The skin sensitisation potential of the test material was determined in accordance with the standardised guideline OECD 406 using a guinea pig maximisation test. The study was awarded a reliability score of 2 in accordance with the criteria set forth by Klimisch et al. (1997).

The study was performed in female Hartley guinea pigs and a preliminary study was performed first to determine the test material concentrations suitable for use. For the intradermal injection the maximum concentration not causing necrosis was set at 25 % w/w and for the topical induction was set at 50 % which was the maximum physically applicable concentration. The challenge application was set at 50 % (the maximum non irritating concentration) and 25 % (half thereof). In the main study animals were subjected to intradermal application on Day 0 and on Day 6 they received a topical induction which was applied for 48 hours. The challenge was performed on Day 20 and was applied for 24 hours with observations at 24 and 48 hours post removal.

No skin reactions were observed in the test material treatment group after challenge at either 50 or 25 % w/w concentration, the mean score was 0 and the positive reaction rate was 0 %. The same results were seen in the control group. In clinical signs and bodyweight data there were no abnormalities that were thought to be attributable to application of the test material. The positive control data showed that the experimental procedure was valid.

Under the conditions of this study it was concluded that the test material had no skin sensitisation potential.

Buehler Test - Supporting study (Ueno, 2000)

The potential of the test material to cause skin sensitisation in female Hartley guinea pigs was determined using the Buehler test. Three different lots of test material (1, 2 and 3) were tested. The study was awarded a reliability score of 2 in accordance with the criteria set forth by Klimisch et al. (1997).

In each sensitising group of test material 1, test material 2, and test material 3, sensitisation was induced at 25 % concentration of each test material. Sensitisation was performed three times per week for nine doses. Challenge was treated with 25 and 10 % and petrolatum one day after the last sensitisation dose. For observation of skin sensitisation, any skin reaction was not seen as with controls which were induced sensitisation with petrolatum, and treated challenge with each test material sensitising group at the same concentrations.

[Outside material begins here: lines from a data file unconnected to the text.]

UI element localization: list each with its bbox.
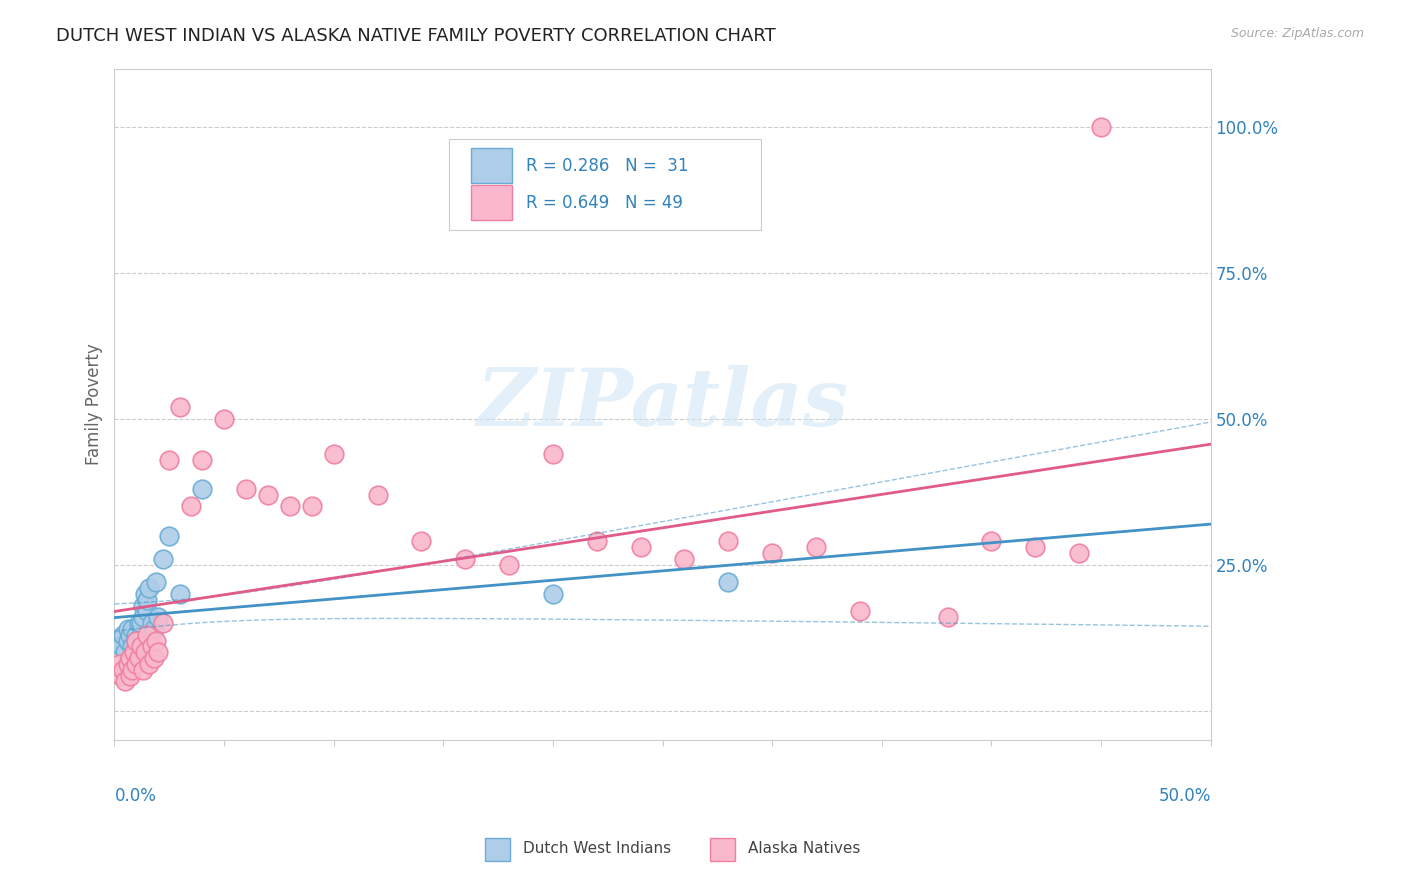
Point — [454, 552, 477, 566]
Point — [138, 657, 160, 671]
Point — [136, 604, 159, 618]
Point — [121, 640, 143, 654]
Text: ZIPatlas: ZIPatlas — [477, 366, 849, 443]
Point — [121, 663, 143, 677]
Point — [112, 663, 135, 677]
Point — [148, 645, 170, 659]
Point — [118, 651, 141, 665]
Text: 0.0%: 0.0% — [114, 787, 156, 805]
Point — [118, 628, 141, 642]
Point — [717, 534, 740, 549]
Point — [169, 400, 191, 414]
Point — [1069, 546, 1091, 560]
Text: DUTCH WEST INDIAN VS ALASKA NATIVE FAMILY POVERTY CORRELATION CHART: DUTCH WEST INDIAN VS ALASKA NATIVE FAMIL… — [56, 27, 776, 45]
Point — [257, 488, 280, 502]
Point — [235, 482, 257, 496]
Point — [129, 628, 152, 642]
Point — [301, 500, 323, 514]
Point — [541, 587, 564, 601]
Point — [117, 622, 139, 636]
Point — [145, 575, 167, 590]
FancyBboxPatch shape — [449, 139, 761, 229]
Point — [322, 447, 344, 461]
Point — [107, 633, 129, 648]
Point — [152, 552, 174, 566]
Text: R = 0.649   N = 49: R = 0.649 N = 49 — [526, 194, 682, 211]
Point — [122, 645, 145, 659]
Point — [128, 651, 150, 665]
Point — [673, 552, 696, 566]
Point — [138, 581, 160, 595]
Point — [152, 616, 174, 631]
Point — [117, 657, 139, 671]
Point — [191, 452, 214, 467]
Point — [132, 663, 155, 677]
Text: 50.0%: 50.0% — [1159, 787, 1211, 805]
Point — [157, 528, 180, 542]
Point — [125, 633, 148, 648]
Point — [107, 657, 129, 671]
Point — [585, 534, 607, 549]
Point — [191, 482, 214, 496]
Bar — [471, 186, 512, 220]
Point — [804, 540, 827, 554]
Point — [114, 645, 136, 659]
Text: Source: ZipAtlas.com: Source: ZipAtlas.com — [1230, 27, 1364, 40]
Point — [148, 610, 170, 624]
Point — [936, 610, 959, 624]
Point — [1024, 540, 1046, 554]
Point — [134, 587, 156, 601]
Point — [169, 587, 191, 601]
Point — [141, 616, 163, 631]
Point — [498, 558, 520, 572]
Point — [121, 622, 143, 636]
Point — [849, 604, 872, 618]
Point — [118, 668, 141, 682]
Point — [541, 447, 564, 461]
Point — [125, 633, 148, 648]
Text: Dutch West Indians: Dutch West Indians — [523, 841, 671, 855]
Text: Alaska Natives: Alaska Natives — [748, 841, 860, 855]
Point — [117, 633, 139, 648]
Point — [110, 668, 132, 682]
Point — [125, 657, 148, 671]
Point — [142, 622, 165, 636]
Point — [136, 628, 159, 642]
Point — [129, 640, 152, 654]
Point — [212, 411, 235, 425]
Point — [132, 610, 155, 624]
Bar — [471, 148, 512, 184]
Point — [717, 575, 740, 590]
Point — [129, 616, 152, 631]
Point — [136, 592, 159, 607]
Point — [157, 452, 180, 467]
Point — [630, 540, 652, 554]
Point — [134, 645, 156, 659]
Point — [125, 628, 148, 642]
Point — [1090, 120, 1112, 134]
Point — [761, 546, 783, 560]
Point — [142, 651, 165, 665]
Point — [366, 488, 388, 502]
Point — [132, 599, 155, 613]
Point — [145, 633, 167, 648]
Point — [122, 645, 145, 659]
Point — [180, 500, 202, 514]
Text: R = 0.286   N =  31: R = 0.286 N = 31 — [526, 157, 688, 175]
Point — [110, 640, 132, 654]
Point — [112, 628, 135, 642]
Y-axis label: Family Poverty: Family Poverty — [86, 343, 103, 465]
Point — [278, 500, 301, 514]
Point — [141, 640, 163, 654]
Point — [128, 616, 150, 631]
Point — [114, 674, 136, 689]
Point — [411, 534, 433, 549]
Point — [980, 534, 1002, 549]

In clinical signs and bodyweights, any anomaly due to the test substance was not observed in any test group during observation period.

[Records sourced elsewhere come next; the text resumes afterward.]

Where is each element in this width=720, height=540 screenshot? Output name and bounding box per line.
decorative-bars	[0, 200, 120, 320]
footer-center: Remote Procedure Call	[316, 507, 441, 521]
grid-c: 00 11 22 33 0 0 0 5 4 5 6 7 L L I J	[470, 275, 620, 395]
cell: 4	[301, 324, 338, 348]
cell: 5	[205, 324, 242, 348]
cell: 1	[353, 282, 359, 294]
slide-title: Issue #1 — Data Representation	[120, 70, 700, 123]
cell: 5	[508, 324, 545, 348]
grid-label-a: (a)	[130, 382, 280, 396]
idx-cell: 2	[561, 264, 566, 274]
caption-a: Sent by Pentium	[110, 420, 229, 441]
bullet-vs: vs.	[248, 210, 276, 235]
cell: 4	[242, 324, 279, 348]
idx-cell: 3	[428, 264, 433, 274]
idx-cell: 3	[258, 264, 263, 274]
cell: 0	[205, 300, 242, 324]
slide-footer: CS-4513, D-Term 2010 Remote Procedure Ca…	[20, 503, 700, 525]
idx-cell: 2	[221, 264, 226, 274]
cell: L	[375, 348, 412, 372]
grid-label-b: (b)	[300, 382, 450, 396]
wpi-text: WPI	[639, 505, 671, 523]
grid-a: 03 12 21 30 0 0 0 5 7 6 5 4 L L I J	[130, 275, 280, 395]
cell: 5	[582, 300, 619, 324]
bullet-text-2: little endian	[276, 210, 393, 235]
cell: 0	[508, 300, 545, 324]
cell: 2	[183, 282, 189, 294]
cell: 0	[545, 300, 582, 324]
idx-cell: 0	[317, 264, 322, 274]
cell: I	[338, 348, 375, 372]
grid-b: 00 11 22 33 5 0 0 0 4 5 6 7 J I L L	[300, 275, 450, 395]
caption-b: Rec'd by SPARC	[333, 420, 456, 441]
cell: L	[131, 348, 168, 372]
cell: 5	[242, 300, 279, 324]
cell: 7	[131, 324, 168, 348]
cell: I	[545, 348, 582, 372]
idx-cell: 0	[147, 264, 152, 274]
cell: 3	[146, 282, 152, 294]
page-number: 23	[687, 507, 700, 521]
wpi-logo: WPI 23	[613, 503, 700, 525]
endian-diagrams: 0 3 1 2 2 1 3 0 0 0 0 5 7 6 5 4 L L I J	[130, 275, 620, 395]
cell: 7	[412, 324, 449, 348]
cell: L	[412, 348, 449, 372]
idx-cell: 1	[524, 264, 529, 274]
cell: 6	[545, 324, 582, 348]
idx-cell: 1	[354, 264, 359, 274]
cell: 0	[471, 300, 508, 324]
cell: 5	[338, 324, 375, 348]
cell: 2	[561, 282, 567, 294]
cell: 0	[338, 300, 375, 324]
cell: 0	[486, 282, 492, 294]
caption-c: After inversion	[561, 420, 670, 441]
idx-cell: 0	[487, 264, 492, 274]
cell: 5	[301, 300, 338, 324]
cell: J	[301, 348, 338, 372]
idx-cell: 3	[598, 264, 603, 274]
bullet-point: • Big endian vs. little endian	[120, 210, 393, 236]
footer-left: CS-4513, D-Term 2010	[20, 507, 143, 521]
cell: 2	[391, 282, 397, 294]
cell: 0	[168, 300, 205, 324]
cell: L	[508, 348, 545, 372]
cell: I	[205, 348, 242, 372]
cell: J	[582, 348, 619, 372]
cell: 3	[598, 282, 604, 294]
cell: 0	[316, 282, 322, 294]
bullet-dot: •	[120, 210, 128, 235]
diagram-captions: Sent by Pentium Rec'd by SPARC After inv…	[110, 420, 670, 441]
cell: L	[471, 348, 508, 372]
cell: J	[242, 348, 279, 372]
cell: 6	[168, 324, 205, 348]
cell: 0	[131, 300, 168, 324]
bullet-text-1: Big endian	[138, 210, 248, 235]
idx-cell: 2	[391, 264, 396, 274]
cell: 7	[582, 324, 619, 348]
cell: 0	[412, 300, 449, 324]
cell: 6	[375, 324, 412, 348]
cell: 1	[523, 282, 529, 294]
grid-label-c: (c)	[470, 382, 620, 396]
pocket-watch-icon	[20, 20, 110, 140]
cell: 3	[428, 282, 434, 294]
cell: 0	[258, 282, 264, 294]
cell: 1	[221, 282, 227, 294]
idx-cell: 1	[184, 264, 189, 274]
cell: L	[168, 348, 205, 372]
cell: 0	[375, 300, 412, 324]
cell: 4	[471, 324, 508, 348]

Under the conditions of the study, three different lot numbers of the test material are not considered to be skin sensitising.

Respiratory sensitisation

Endpoint conclusion
Endpoint conclusion:
no study available

Justification for classification or non-classification

In accordance with the criteria for classification as defined in Annex I, Regulation (EC) No 1272/2008, the substance does not require classification with respect to skin sensitisation.